The Consumer Financial Protection Bureau is considering requiring mortgage lenders to provide even more data about their housing finance loans and borrowers.
In remarks prepared for a Feb. 7 press call, CFBP Director Richard Cordray said Congress mandated increasing the information lenders must report to comply with the Home Mortgage Disclosure Act in the Dodd-Frank Financial Reform Act.
But, he added the agency was considering asking for more underwriting and pricing information not required by Dodd-Frank.
Currently, mortgage lenders have to report information such as the type of housing loan made, the census tract where the property is located and the borrower's race and ethnicity.
Dodd-Frank mandates require the bureau to contemplate regulations that will compel lenders to report things like the loan's total points and fees, term, the length of time any teaser rates apply, the borrowers age and borrower’s credit score.
In addition to the legislatively mandated additions, Cordray said the CFPB is considering requiring lenders to supply other information.
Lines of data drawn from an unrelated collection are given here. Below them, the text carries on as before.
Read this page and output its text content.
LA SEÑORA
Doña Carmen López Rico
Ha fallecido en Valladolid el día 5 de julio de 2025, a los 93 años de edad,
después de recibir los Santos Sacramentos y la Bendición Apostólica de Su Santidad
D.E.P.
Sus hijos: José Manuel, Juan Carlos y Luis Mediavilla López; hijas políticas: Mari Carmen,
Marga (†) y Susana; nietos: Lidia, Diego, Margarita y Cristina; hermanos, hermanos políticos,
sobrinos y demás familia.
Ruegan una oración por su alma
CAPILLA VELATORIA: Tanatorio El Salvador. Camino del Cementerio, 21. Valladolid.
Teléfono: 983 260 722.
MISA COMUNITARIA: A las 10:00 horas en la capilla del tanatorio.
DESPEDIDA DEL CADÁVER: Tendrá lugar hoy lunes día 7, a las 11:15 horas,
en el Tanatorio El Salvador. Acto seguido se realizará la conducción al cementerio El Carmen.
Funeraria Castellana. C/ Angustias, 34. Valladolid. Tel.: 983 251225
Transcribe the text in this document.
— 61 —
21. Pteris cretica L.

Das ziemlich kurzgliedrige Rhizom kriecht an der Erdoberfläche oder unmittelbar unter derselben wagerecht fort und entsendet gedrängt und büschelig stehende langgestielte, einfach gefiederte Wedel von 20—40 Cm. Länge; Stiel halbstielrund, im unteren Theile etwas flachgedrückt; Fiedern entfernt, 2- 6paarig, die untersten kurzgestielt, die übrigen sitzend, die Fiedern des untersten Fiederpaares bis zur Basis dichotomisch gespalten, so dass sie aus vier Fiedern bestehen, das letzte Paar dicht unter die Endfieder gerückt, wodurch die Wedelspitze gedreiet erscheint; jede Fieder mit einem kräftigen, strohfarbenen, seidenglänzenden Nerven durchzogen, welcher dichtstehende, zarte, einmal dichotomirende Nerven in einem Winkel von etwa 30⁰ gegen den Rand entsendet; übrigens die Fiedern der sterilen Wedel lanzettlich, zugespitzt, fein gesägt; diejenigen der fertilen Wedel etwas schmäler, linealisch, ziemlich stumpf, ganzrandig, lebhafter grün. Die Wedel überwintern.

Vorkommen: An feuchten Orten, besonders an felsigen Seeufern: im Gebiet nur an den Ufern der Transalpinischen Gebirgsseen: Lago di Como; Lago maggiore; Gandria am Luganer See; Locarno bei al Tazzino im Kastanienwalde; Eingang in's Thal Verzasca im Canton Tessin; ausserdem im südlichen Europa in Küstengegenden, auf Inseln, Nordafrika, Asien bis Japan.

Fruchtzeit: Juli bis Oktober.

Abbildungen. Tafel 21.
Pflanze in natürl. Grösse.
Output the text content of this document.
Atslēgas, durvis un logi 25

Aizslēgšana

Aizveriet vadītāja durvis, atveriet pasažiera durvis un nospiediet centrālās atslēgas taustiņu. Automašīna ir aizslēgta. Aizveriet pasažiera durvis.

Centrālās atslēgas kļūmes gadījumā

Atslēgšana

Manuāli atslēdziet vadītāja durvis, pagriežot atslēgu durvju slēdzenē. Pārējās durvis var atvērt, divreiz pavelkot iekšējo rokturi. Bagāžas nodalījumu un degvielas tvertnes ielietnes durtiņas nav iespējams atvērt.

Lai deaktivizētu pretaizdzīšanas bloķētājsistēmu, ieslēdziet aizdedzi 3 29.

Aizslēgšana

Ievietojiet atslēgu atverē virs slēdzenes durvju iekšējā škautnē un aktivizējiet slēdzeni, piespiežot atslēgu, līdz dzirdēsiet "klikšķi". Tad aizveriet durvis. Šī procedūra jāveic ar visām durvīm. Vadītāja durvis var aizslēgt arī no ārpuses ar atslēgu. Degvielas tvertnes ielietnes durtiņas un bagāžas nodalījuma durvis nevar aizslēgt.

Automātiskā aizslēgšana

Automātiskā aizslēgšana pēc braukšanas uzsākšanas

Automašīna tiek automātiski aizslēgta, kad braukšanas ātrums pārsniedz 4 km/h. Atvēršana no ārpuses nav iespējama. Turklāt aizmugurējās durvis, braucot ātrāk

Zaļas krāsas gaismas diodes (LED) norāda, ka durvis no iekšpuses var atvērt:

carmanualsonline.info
“We are considering asking financial institutions to include more underwriting and pricing information, such as an applicant’s debt-to-income ratio, the interest rate, the total origination charges, and the total discount points of the loan,” Cordray wrote in his prepared remarks.
“This will help regulators spot troublesome trends in mortgage markets around the country,” he added.
Cordray also reported the agency is working on ways it says it might be able streamline data reporting, in particular by using existing reporting platforms where ever possible.
“Approximately 70% of all loans eventually sold to the GSEs use the Uniform Loan Delivery Dataset of the Mortgage Industry Standards Maintenance Organization data standards for residential mortgages,” Cordray wrote. “Where possible, alignment of the HMDA data requirements to this open and free standard already being used by most lenders provides an opportunity to improve market efficiency, market understanding, and market oversight.”
CFPB is also considering leveling the playing field, Cordray wrote, about which lenders have to report.
Currently, many financial institution lenders have to report whether they make any loans each year, while non-financial institution lenders only have to report if they make more than 100 loans. The agency is considering making the standards uniform so that both financial institution lenders and non-financial institution lenders will have to report if they make more than 25 loans per year.
Cordray said the agency is only at the beginning of the rule making process for the new regulations and is convening a Small Business Review Panel to kick it off.
“We do this both to follow the law but also to listen to community banks, credit unions, and other small entities that may be affected by our rules,” Cordray wrote. “We also will engage with other stakeholders about what we are considering proposing. We will be seeking feedback from industry and consumer groups that will be affected by these changes to the HMDA process. Sometime later this year, we will put out a proposed rule seeking broader public feedback through the standard notice-and-comment rulemaking process.”